On Marathon Monday, April 15, Belmont's Rachel Hinchliffe was with her two-year-old son, Theo, at the corner of Massachusetts and Commonwealth avenues in Boston to cheer on her stepmother just before a half mile from the finish line of the annual race.
Then, just before 2:50 p.m., Hinchliffe heard the first explosion. Then the next.
"I saw a police officer step in front of all these runners and told them to stop," the Tobey Road resident said, finally seeing officers racing towards where the blasts occurred.
"I know it's part of their job description but you don't realize the danger they put themselves into," said Hinchliffe (who reunited with her stepmother a few minutes later.)
Early that Friday morning, April 19, a day after her husband flew off to California for a wedding they would attend, Hinchliffe received a call from her mother who was scheduled to take care of young Theo.
"'Don't go out for a run. Stay inside,' she said," said Hinchliffe. Belmont was officially in "lock down" – residents were told to say "in place" indoors – after a deadly-gun battle hours before with a fugitive terrorist on the run in neighboring Watertown.
Alone with her son, Hinchilffe said she felt "scared and so helpless" for the entire day.
"I was convinced that he was in the bushes," she said, noting that the world was focusing on such familiar sites – the Arsenal Mall, Target and local streets – that it just made her more anxious.
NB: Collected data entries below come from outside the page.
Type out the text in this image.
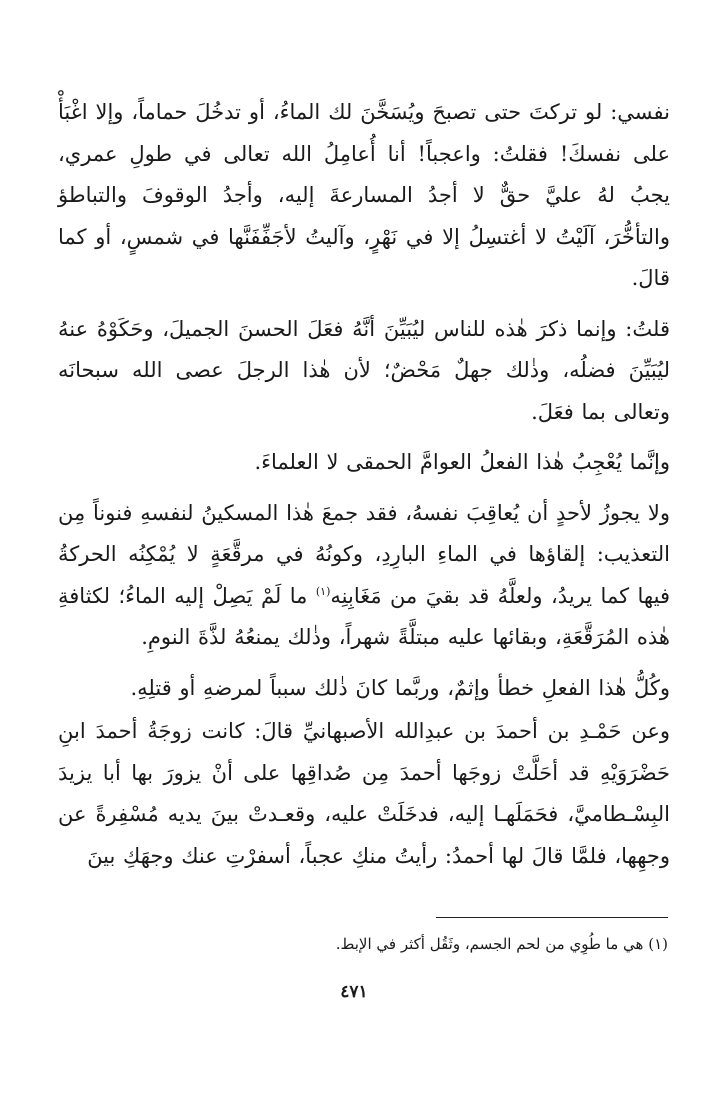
نفسي: لو تركتَ حتى تصبحَ ويُسَخَّنَ لك الماءُ، أو تدخُلَ حماماً، وإلا اغْبَأْ على نفسكَ! فقلتُ: واعجباً! أنا أُعامِلُ الله تعالى في طولِ عمري، يجبُ لهُ عليَّ حقٌّ لا أجدُ المسارعةَ إليه، وأجدُ الوقوفَ والتباطؤ والتأخُّرَ، آلَيْتُ لا أغتسِلُ إلا في نَهْرٍ، وآليتُ لأجَفِّفَنَّها في شمسٍ، أو كما قالَ.

قلتُ: وإنما ذكرَ هٰذه للناس ليُبَيِّنَ أنَّهُ فعَلَ الحسنَ الجميلَ، وحَكَوْهُ عنهُ ليُبَيِّنَ فضلُه، وذٰلك جهلٌ مَحْضٌ؛ لأن هٰذا الرجلَ عصى الله سبحانَه وتعالى بما فعَلَ.

وإنَّما يُعْجِبُ هٰذا الفعلُ العوامَّ الحمقى لا العلماءَ.

ولا يجوزُ لأحدٍ أن يُعاقِبَ نفسهُ، فقد جمعَ هٰذا المسكينُ لنفسهِ فنوناً مِن التعذيب: إلقاؤها في الماءِ البارِدِ، وكونُهُ في مرقَّعَةٍ لا يُمْكِنُه الحركةُ فيها كما يريدُ، ولعلَّهُ قد بقيَ من مَغَابِنِه$^{(١)}$ ما لَمْ يَصِلْ إليه الماءُ؛ لكثافةِ هٰذه المُرَقَّعَةِ، وبقائها عليه مبتلَّةً شهراً، وذٰلك يمنعُهُ لذَّةَ النومِ.

وكُلُّ هٰذا الفعلِ خطأ وإثمٌ، وربَّما كانَ ذٰلك سبباً لمرضهِ أو قتلِهِ.

وعن حَمْـدِ بن أحمدَ بن عبدِالله الأصبهانيِّ قالَ: كانت زوجَةُ أحمدَ ابنِ حَضْرَوَيْهِ قد أحَلَّتْ زوجَها أحمدَ مِن صُداقِها على أنْ يزورَ بها أبا يزيدَ البِسْـطاميَّ، فحَمَلَهـا إليه، فدخَلَتْ عليه، وقعـدتْ بينَ يديه مُسْفِرةً عن وجهِها، فلمَّا قالَ لها أحمدُ: رأيتُ منكِ عجباً، أسفرْتِ عنك وجهَكِ بينَ

(١) هي ما طُوِي من لحم الجسم، وثَقُل أكثر في الإبط.
٤٧١
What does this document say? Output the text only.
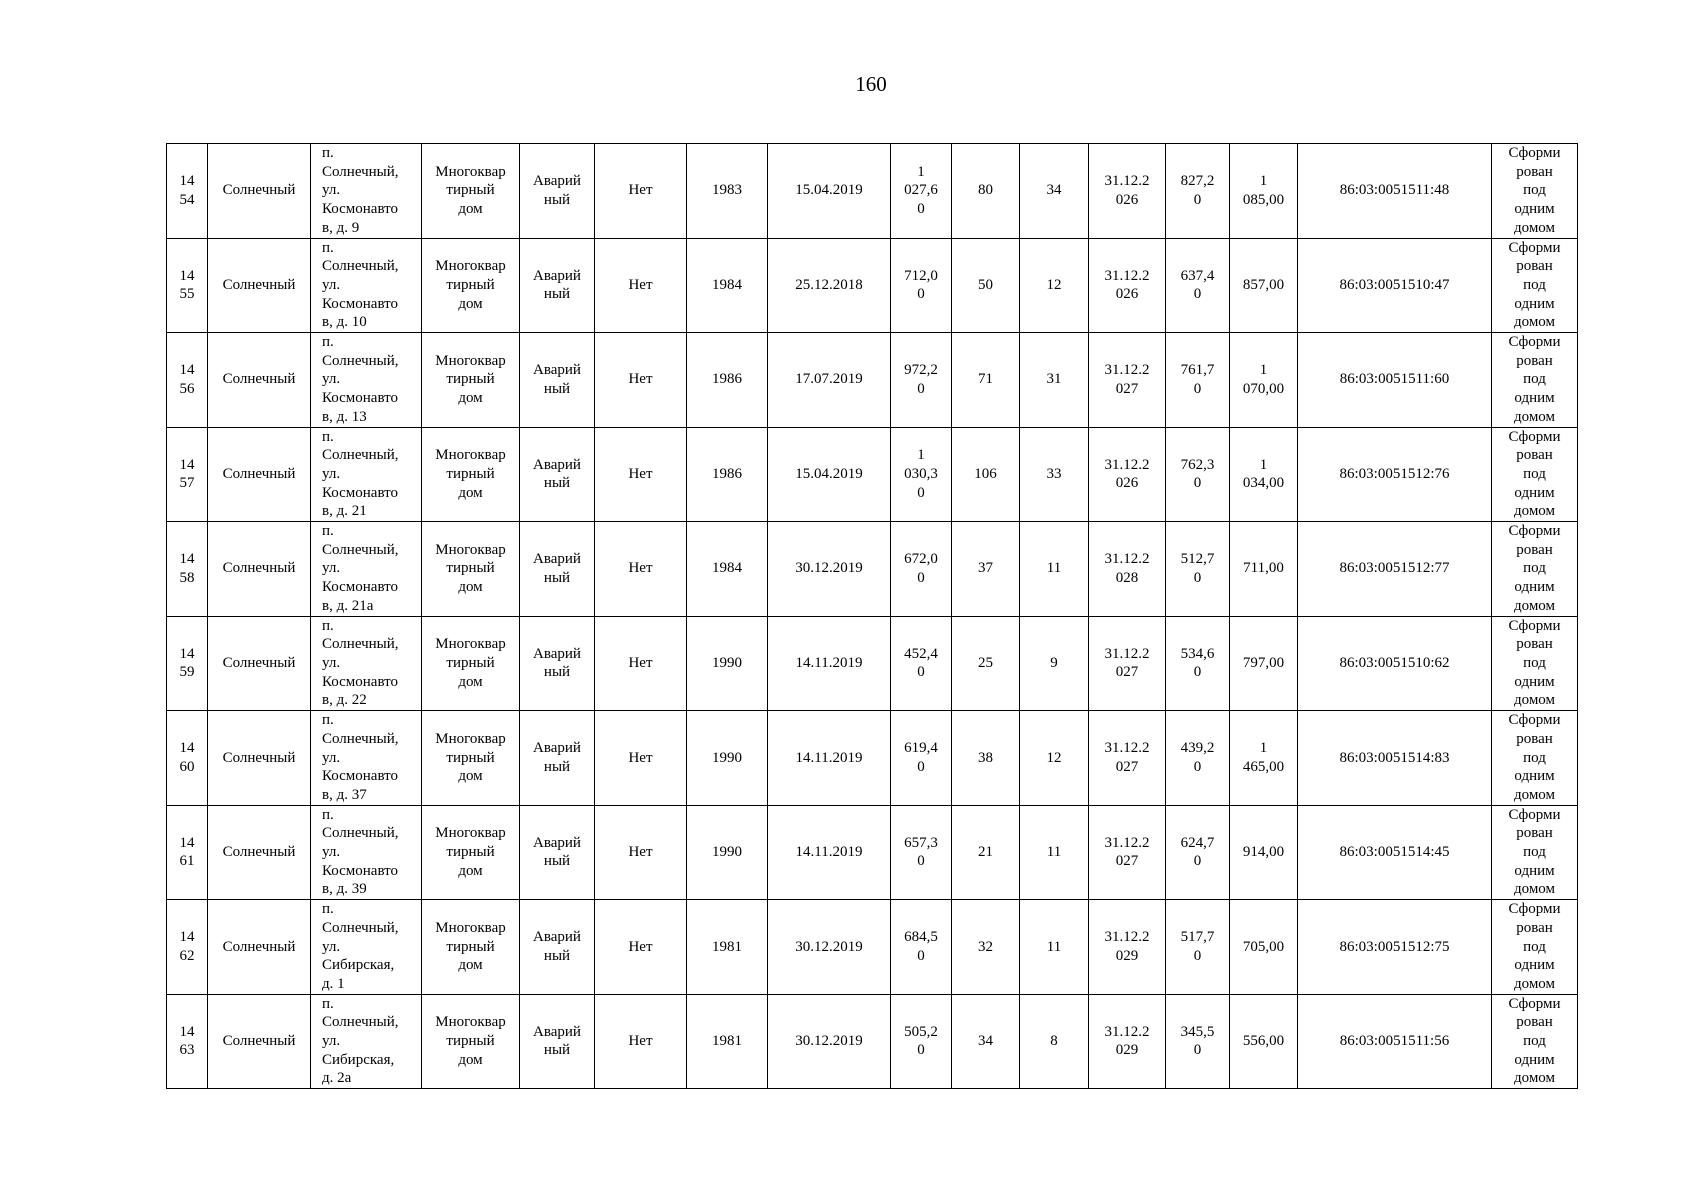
160
14
54	Солнечный	п.
Солнечный,
ул.
Космонавто
в, д. 9	Многоквар
тирный
дом	Аварий
ный	Нет	1983	15.04.2019	1
027,6
0	80	34	31.12.2
026	827,2
0	1
085,00	86:03:0051511:48	Сформи
рован
под
одним
домом
14
55	Солнечный	п.
Солнечный,
ул.
Космонавто
в, д. 10	Многоквар
тирный
дом	Аварий
ный	Нет	1984	25.12.2018	712,0
0	50	12	31.12.2
026	637,4
0	857,00	86:03:0051510:47	Сформи
рован
под
одним
домом
14
56	Солнечный	п.
Солнечный,
ул.
Космонавто
в, д. 13	Многоквар
тирный
дом	Аварий
ный	Нет	1986	17.07.2019	972,2
0	71	31	31.12.2
027	761,7
0	1
070,00	86:03:0051511:60	Сформи
рован
под
одним
домом
14
57	Солнечный	п.
Солнечный,
ул.
Космонавто
в, д. 21	Многоквар
тирный
дом	Аварий
ный	Нет	1986	15.04.2019	1
030,3
0	106	33	31.12.2
026	762,3
0	1
034,00	86:03:0051512:76	Сформи
рован
под
одним
домом
14
58	Солнечный	п.
Солнечный,
ул.
Космонавто
в, д. 21а	Многоквар
тирный
дом	Аварий
ный	Нет	1984	30.12.2019	672,0
0	37	11	31.12.2
028	512,7
0	711,00	86:03:0051512:77	Сформи
рован
под
одним
домом
14
59	Солнечный	п.
Солнечный,
ул.
Космонавто
в, д. 22	Многоквар
тирный
дом	Аварий
ный	Нет	1990	14.11.2019	452,4
0	25	9	31.12.2
027	534,6
0	797,00	86:03:0051510:62	Сформи
рован
под
одним
домом
14
60	Солнечный	п.
Солнечный,
ул.
Космонавто
в, д. 37	Многоквар
тирный
дом	Аварий
ный	Нет	1990	14.11.2019	619,4
0	38	12	31.12.2
027	439,2
0	1
465,00	86:03:0051514:83	Сформи
рован
под
одним
домом
14
61	Солнечный	п.
Солнечный,
ул.
Космонавто
в, д. 39	Многоквар
тирный
дом	Аварий
ный	Нет	1990	14.11.2019	657,3
0	21	11	31.12.2
027	624,7
0	914,00	86:03:0051514:45	Сформи
рован
под
одним
домом
14
62	Солнечный	п.
Солнечный,
ул.
Сибирская,
д. 1	Многоквар
тирный
дом	Аварий
ный	Нет	1981	30.12.2019	684,5
0	32	11	31.12.2
029	517,7
0	705,00	86:03:0051512:75	Сформи
рован
под
одним
домом
14
63	Солнечный	п.
Солнечный,
ул.
Сибирская,
д. 2а	Многоквар
тирный
дом	Аварий
ный	Нет	1981	30.12.2019	505,2
0	34	8	31.12.2
029	345,5
0	556,00	86:03:0051511:56	Сформи
рован
под
одним
домом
But she felt reassured when Belmont's public safety – police and fire – sent messages over the land line phone and their websites.
"That level of communications made you feel that they were on top of it," said Hinchliffe.
After the capture of Dzhokhar Tsarnaev late Friday, Hinchilffe – by now on her way to California – was thankful for all that police and fire did in Boston, Watertown and Belmont. But how could she express that feeling that would have a lasting effect.
By now in California, she sent her first message ever to the members of the Belmont Family Group listserv – an on-line social group with younger children – seeking suggestions. Despite jet lag, Hinchliffe stayed up and communicated with a slew of members who made suggestions including buying lunch for the public safety employees.
Then one answer struck a chord with Hinchliffe: why not honor first responders with a commemorative bench at the new Joey's Park, to be built this October adjacent to the Winn Brook Elementary School.
At first, Hinchliffe thought it would cost a bit too much for just one person to afford.
But soon checks and contributions were being left in her mail slot from a dozen families, enough to purchase a $500 bench. The inscription will read: “In appreciation of First Responders on events surrounding Marathon Monday April 2013.”
While not knowing each other, the 12 families were united in their desire to recognize those who protect the community, said Hinchliffe.
Belmont's first responders appreciate the gesture from the community.
“It’s wonderful,” says Belmont Assistant Police Chief Jamie MacIssac. “I like the idea of it being at the park. We like to think of ourselves being in all facets of the community.”
“I think it’s tremendous,” says Belmont Assistant Fire Chief Angus Davison. “Anybody appreciates a thanks very much for what you do.”
“It’s an amazing tribute to our first responders and our community,” said Diane Miller, Friends of Joey’s Park co-chair.
“And that’s exactly what this effort to build the new playground is all about – bringing together the whole town. When we build the new Joey’s Park next October there will be a role for everyone and it will be a time to come together to celebrate community.”
“It’s a win-win for the community," said Hinchliffe.